The Argentine was the catalyst, bringing a more unobtrusive brand of brilliance than Haaland’s, a shorter figure standing in for the blond giant, yet a less visible figure showed a side to his game that even the potent Norwegian may not possess. City took the lead through Kevin de Bruyne, but after a pass of De Bruyne-esque brilliance, a diagonal ball sprayed from the centre circle by Alvarez.

Not for the first time, the temptation was to wonder why, besides a suitably large pay rise, Alvarez recently signed a five-and-a-half-year deal when he will often start games of this magnitude on the bench. Drafted in when Haaland was ruled out, he demonstrated his aptitude for the big occasion.

In the process, he enabled Pep Guardiola to defeat the man he has deemed his toughest-ever opponent, Jurgen Klopp, while condemning Liverpool to a third straight defeat. If City helped knock Liverpool out of contention for a Champions League place, victory will serve them another benefit.

It was nevertheless a game of coruscating brilliance, the pace and drama illustrating why it has become English football’s modern-day Clasico. Perhaps it was a tale of three strikers: Haaland, Alvarez and Mohamed Salah, relocated from the right wing, putting Liverpool ahead and becoming their first-ever player to score in four games against City in a season. It ended up a statistical footnote nonetheless and if that was partly due to Alvarez, it also reflected De Bruyne’s virtuosity.

Take Haaland out of a team and there are different dynamics. If there was a vacancy for a leading man – and Guardiola’s focus on the collective means he may object to the idea – De Bruyne filled it.

Indeed, he was primed to. City’s side was shaped around him: 4-2-1-3 out of possession, 3-3-4 in it, with the Belgian unleashed to go wherever he wished. It was why he popped up on the left wing to set up Grealish’s goal and was the most advanced player when he converted Riyad Mahrez’s cross. His goals have been rarer this season as he had adapted his game to supply Haaland.

Kevin De Bruyne hit the Manchester club’s second (Getty)
Kevin De Bruyne hit the Manchester club’s second (Getty)

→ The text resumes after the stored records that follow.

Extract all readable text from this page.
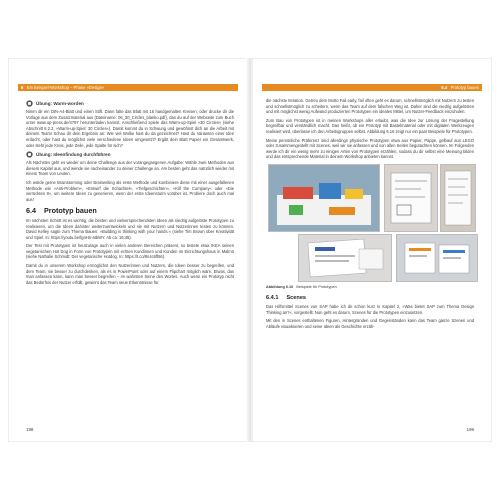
6 Ein Beispiel-Workshop – Phase »Design«
Übung: Warm-worden

Nimm dir ein DIN-A4-Blatt und einen Stift. Dann falte das Blatt mit 16 handgemalten Kreisen, oder drucke dir die Vorlage aus dem Zusatzmaterial aus (Dateiname: 06_30_Circles_blanko.pdf), das du auf der Webseite zum Buch unter www.up-press.de/4797 herunterladen kannst. Anschließend spiele das Warm-up-Spiel »30 Circles« (siehe Abschnitt 6.2.2, »Warm-up-Spiel: 30 Circles«). Damit kommt du in Schwung und gewöhnst dich an die Arbeit mit deinem Team! Schau dir dein Ergebnis an: Wie viel Wolke hast du da gezeichnet? Hast du Varianten einer Idee erdacht, oder hast du möglichst viele verschiedene Ideen umgesetzt? Ergibt dein Blatt Papier ein Gesamtwerk, oder steht jede Kreis, jede Zeile, jede Spalte für sich?

Übung: Ideenfindung durchführen

Als Nächstes geht es wieder um deine Challenge aus der vorangegangenen Aufgabe: Wähle zwei Methoden aus diesem Kapitel aus, und wende sie nacheinander zu deiner Challenge an. Am besten geht das natürlich wieder mit einem Team von Leuten.

Ich würde gerne Brainstorming oder Brainwriting als erste Methode und kombiniere diese mit einer ausgefallenen Methode wie »Anti-Problem«, »Entwirf die Schachtel«, »Tiefgeschichten«, »Kill the Company« oder »Die verrückten 8«, um weitere Ideen zu generieren, wenn der erste Ideensturm vorüber ist. Probiere doch auch mal aus!

6.4 Prototyp bauen

Im nächsten Schritt ist es wichtig, die besten und vielversprechendsten Ideen als niedrig aufgelöste Prototypen zu realisieren, um die Ideen dahinter weiterzuentwickeln und sie mit Nutzern und Nutzerinnen testen zu können. David Kelley sagte zum Thema Bauen: »Building is thinking with your hands.« (siehe Tim Brown über Kreativität und Spiel. In: https://youtu.be/fgnHn-aIbWY. Ab ca. 16:45).

Der Test mit Prototypen ist heutzutage auch in vielen anderen Bereichen präsent, so testete etwa IKEA seinen vegetarischen Hot Dog in Form von Prototypen mit echten Kundinnen und Kunden im Einrichtungshaus in Malmö (siehe Nathalie Schmidt: Der vegetarische Hotdog. In: https://t.co/8n4c6ff66).

Damit du in unserem Workshop ermöglichst den Nutzerinnen und Nutzern, die Ideen besser zu begreifen, und dem Team, sie besser zu durchdenken, als es in PowerPoint oder auf einem Flipchart möglich wäre. Etwas, das man anfassen kann, kann man besser begreifen – im wahrsten Sinne des Wortes. Auch wenn ein Prototyp nicht das Bedürfnis der Nutzer erfüllt, gewinnt das Team neue Erkenntnisse für

198
6.4 Prototyp bauen

die nächste Iteration. Getreu dem Motto Fail early, fail often geht es darum, schnellstmöglich mit Nutzern zu testen und schnellstmöglich zu scheitern, wenn das Team auf dem falschen Weg ist. Daher sind die niedrig aufgelösten und mit möglichst wenig Aufwand produzierten Prototypen ein ideales Mittel, um Nutzer-Feedback einzuholen.

Zum Bau von Prototypen ist in meinen Workshops aller erlaubt, was die Idee zur Lösung der Fragestellung begreifbar und verständlich macht. Das heißt, ob ein Prototyp mit Bastelmaterial oder mit digitalen Werkzeugen realisiert wird, überlasse ich den Arbeitsgruppen selbst. Abbildung 6.16 zeigt nur ein paar Beispiele für Prototypen.

Meine persönliche Präferenz sind allerdings physische Prototypen etwa aus Papier, Pappe, gelbauf aus LEGO oder zusammengestellt mit Scenes, weil wir sie anfassen und von allen Seiten begutachten können. Im Folgenden werde ich dir ein wenig mehr zu einigen Arten von Prototypen erzählen, sodass du dir selbst eine Meinung bilden und das entsprechende Material in deinem Workshop anbieten kannst.

Abbildung 6.16 Beispiele für Prototypen
6.4.1 Scenes

Das Hilfsmittel Scenes von SAP habe ich dir schon kurz in Kapitel 2, »Was bietet SAP zum Thema Design Thinking an?«, vorgestellt. Nun geht es darum, Scenes für die Prototypen einzusetzen.

Mit den in Scenes enthaltenen Figuren, Hintergründen und Gegenständen kann das Team ganze Szenen und Abläufe visualisieren und seine Ideen als Geschichte erzäh-

199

Take Haaland out, however, and he made a burst into the box that was reminiscent of Steven Gerrard in his prime. But if it is nothing new that Liverpool’s midfield provide fewer goals than City’s, it was nevertheless summed up when Ilkay Gundogan, the scorer in a Champions League final for Klopp’s Borussia Dortmund, made it 3-1. It was City’s second goal in eight minutes after half-time; for Liverpool, there was no way back.

For the fourth time in 2023 alone, they lost by three goals. Once again, they were overwhelmed; a side that had begun with purpose seemed stretched, almost shambolic. Alisson had to embark on another damage-limitation exercise.

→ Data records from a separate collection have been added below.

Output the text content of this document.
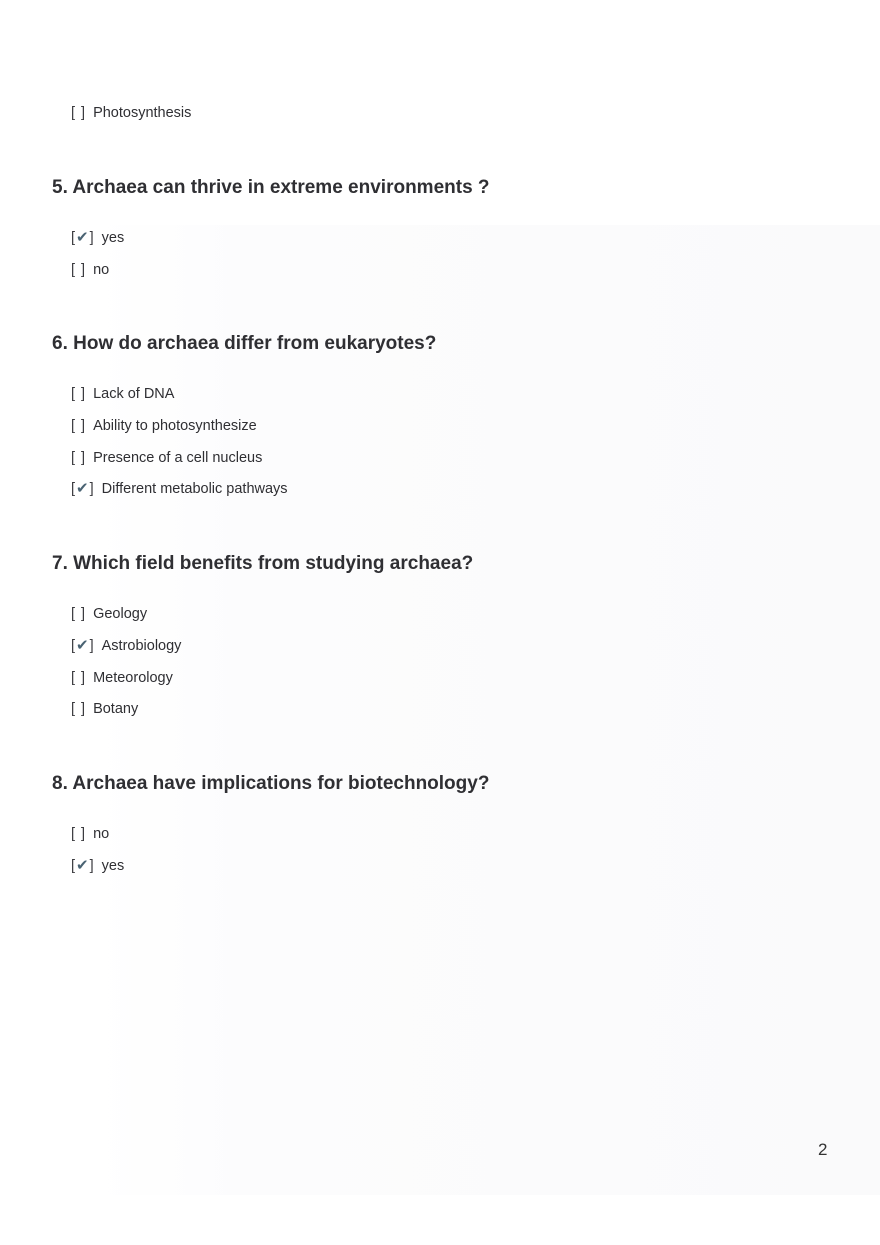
[ ] Photosynthesis
5. Archaea can thrive in extreme environments ?
[✔] yes
[ ] no
6. How do archaea differ from eukaryotes?
[ ] Lack of DNA
[ ] Ability to photosynthesize
[ ] Presence of a cell nucleus
[✔] Different metabolic pathways
7. Which field benefits from studying archaea?
[ ] Geology
[✔] Astrobiology
[ ] Meteorology
[ ] Botany
8. Archaea have implications for biotechnology?
[ ] no
[✔] yes
2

Yet Liverpool had led. Salah was electric in the first half, relishing the gladiatorial element of being sent out to take on the City defence on his own as he led the line. Liverpool struck from a quick break: Diogo Jota sprang the offside trap from Trent Alexander-Arnold’s pass, was held up but teed up Salah, and he swept a shot into the top corner.

They only had 10 minutes to savour an advantage. Then City switched play from one flank to another, Alvarez arriving in the middle to finish from Grealish’s first-time cross. It was the provider’s second decisive contribution in a minute: he had just made an invaluable intervention to stop Salah picking out Jota at the other end.

City’s second was the piece de resistance: Alvarez’s sweeping pass, the direct, dangerous Mahrez’s terrific cross, De Bruyne’s first-time finish. When the Argentinian then had a shot blocked by Alexander-Arnold, Gundogan converted the rebound. When De Bruyne got behind Alexander-Arnold and cut the ball back, Grealish steered in the finish his contribution deserved.

For City, it was a seventh straight win, the only stroke of fortune coming when Rodri escaped a second booking in swift succession in the first half. But they had been deprived of the player who scored eight goals in their previous two matches and dispatched the team managed by their nemesis. Then again, it helps when Haaland’s stand-in is Lionel Messi’s sidekick.